Thursday, June 5, 2014
Review: THE BALLAD OF A SMALL PLAYER, by Lawrence Osborne
"Sometimes one can feel that one has suddenly lost something that one never had in the first place. It just slips out of the hand and breaks."
This sentence appears about halfway through the haunting new novel by travel writer and novelist Lawrence Osborne but its message and impersonal tone could be said to sum up the entire story. An Englishman on the run from the law and from himself, an ordinary man who styles himself "Lord" Doyle, is hiding out in the casinos and hotels of Macau, playing baccarat but really playing at winning and losing himself and his soul.
Baccarat is his favorite game because the way he plays it, it is pure chance. Nine is the magic number, and soon he finds himself on an unprecedented winning streak. But before he gets there he becomes besotted with a mysterious prostitute who is not what she seems. He falls ill and they spend a hazy time in her apartment; she feeds him, takes care of him and he wallows in this reverie until reality in the form of his gambling addiction takes hold again. Then he must navigate his way out of the dream and find out what's real, what will break and what won't.

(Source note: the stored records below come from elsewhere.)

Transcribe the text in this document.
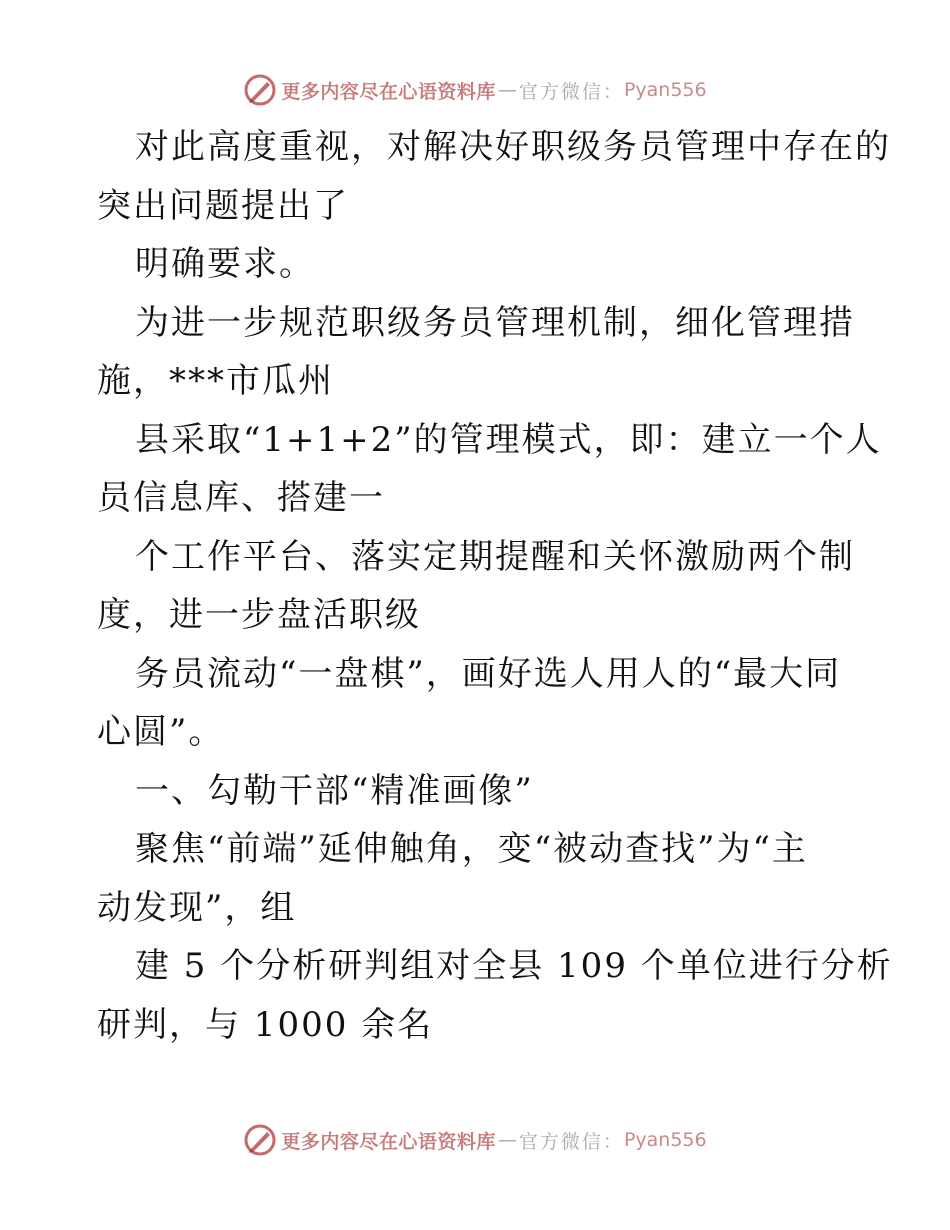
更多内容尽在心语资料库 — 官方微信： Pyan556
对此高度重视，对解决好职级务员管理中存在的
突出问题提出了
明确要求。
为进一步规范职级务员管理机制，细化管理措
施，***市瓜州
县采取“1+1+2”的管理模式，即：建立一个人
员信息库、搭建一
个工作平台、落实定期提醒和关怀激励两个制
度，进一步盘活职级
务员流动“一盘棋”，画好选人用人的“最大同
心圆”。
一、勾勒干部“精准画像”
聚焦“前端”延伸触角，变“被动查找”为“主
动发现”，组
建 5 个分析研判组对全县 109 个单位进行分析
研判，与 1000 余名
更多内容尽在心语资料库 — 官方微信： Pyan556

I loved this book less than his first novel, The Forgiven, which had a stronger plot, but I was still entranced by this moody travelogue and tale of desperation and love. Osborne uses his travel-writing skills to immerse the reader in the setting- the smoky hallways and shady characters come alive, along with the bland hotel rooms, impersonal restaurants and overwhelming atmosphere of loneliness. The Ballad of a Small Player is above all a book for the senses and I'd recommend it to armchair travelers and those intrigued by slow simmering suspense and illusion.
FTC Disclosure: I received this book for review.